Vielleicht wegen solcher Enttäuschungen oder auch, weil ich nicht jedes gewünschte Spielzeug oder Fahrrad bekam, entwickelte ich schon früh im Leben eine große Liebe zu Tieren, Reptilien und Insekten. Wer mich kennt, nimmt meist an, dass meine Mutter mir diese Leidenschaft vermittelt hat, aber sie interessiert sich eigentlich nicht besonders für Tiere. Es war mein schweigsamer, reservierter Vater, der unser erstes Haustier anschleppte – daran kann ich mich genau erinnern. Als ich ungefähr sechs Jahre alt war, kam er nach Hause und hatte ein winziges Kätzchen namens Tiger in seiner Lunchbox. Er sagte, er wolle uns etwas geben, für das wir sorgen konnten. Das Kätzchen hatte er auf einer Müllhalde gefunden.

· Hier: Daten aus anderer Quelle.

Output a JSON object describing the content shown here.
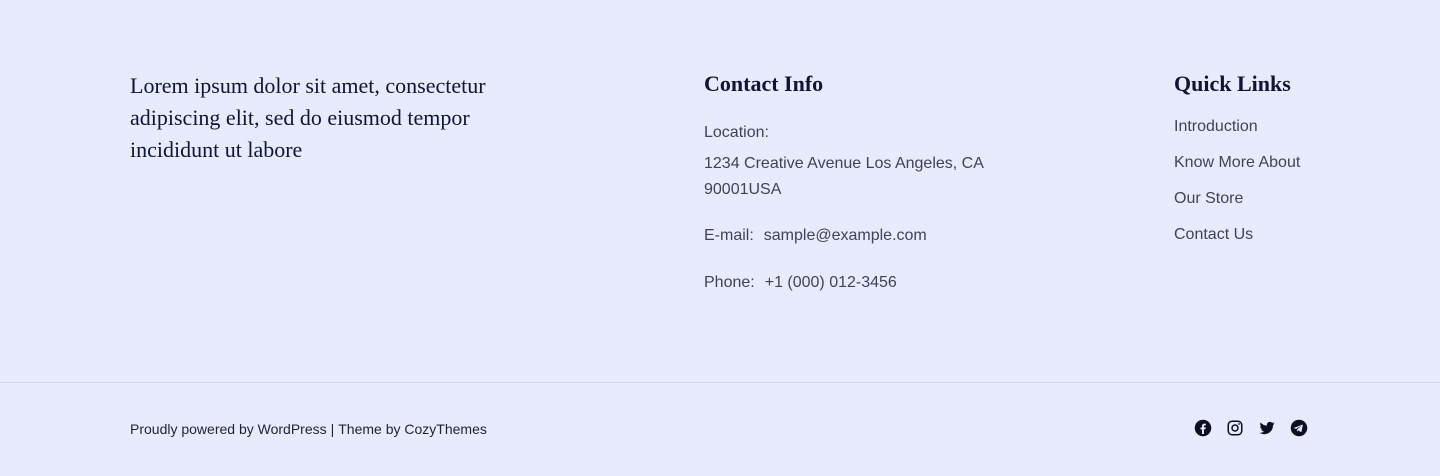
{
  "tagline": "Lorem ipsum dolor sit amet, consectetur adipiscing elit, sed do eiusmod tempor incididunt ut labore",
  "contact": {
    "title": "Contact Info",
    "location_label": "Location:",
    "location_value": "1234 Creative Avenue Los Angeles, CA 90001USA",
    "email_label": "E-mail:",
    "email_value": "sample@example.com",
    "phone_label": "Phone:",
    "phone_value": "+1 (000) 012-3456"
  },
  "quick_links": {
    "title": "Quick Links",
    "items": [
      {
        "label": "Introduction"
      },
      {
        "label": "Know More About"
      },
      {
        "label": "Our Store"
      },
      {
        "label": "Contact Us"
      }
    ]
  },
  "credits": {
    "powered_text": "Proudly powered by WordPress",
    "separator": "|",
    "theme_text": "Theme by CozyThemes"
  },
  "social": {
    "icons": [
      "facebook-icon",
      "instagram-icon",
      "twitter-icon",
      "telegram-icon"
    ]
  },
  "colors": {
    "background": "#e8ebfc",
    "heading": "#0f1533",
    "body_text": "#3f4354",
    "divider": "#d3d6e6"
  }
}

Während meiner Kindheit sind wir nur einziges Mal als Familie gemeinsam in Urlaub gefahren, 1980 zu den Drakensburg Bergen in Natal. Später wurde das Geld bei uns so knapp, dass wir alle anderen Schulferien zu Hause verbrachten. Mein Bruder Gareth, meine Zwillingsschwestern Corrine und Candice und ich entwickelten die Theorie, dass unsere Eltern uns Haustiere als Ersatz für Urlaubsreisen schenkten. Nach Tiger, dem Kätzchen, gab es eine endlose Prozession von Papageien, Goldfischen und Hunden als Geburtstags- und Weihnachtsgeschenke. Und diese Tiere waren dann das Alibi dafür, dass wir nicht in Urlaub fahren konnten. Wahrscheinlich dachte mein Vater auch, sie würden uns davon ablenken, dass die Situation zu Hause immer schwieriger wurde, denn er hatte berufliche Probleme und war immer öfter betrunken.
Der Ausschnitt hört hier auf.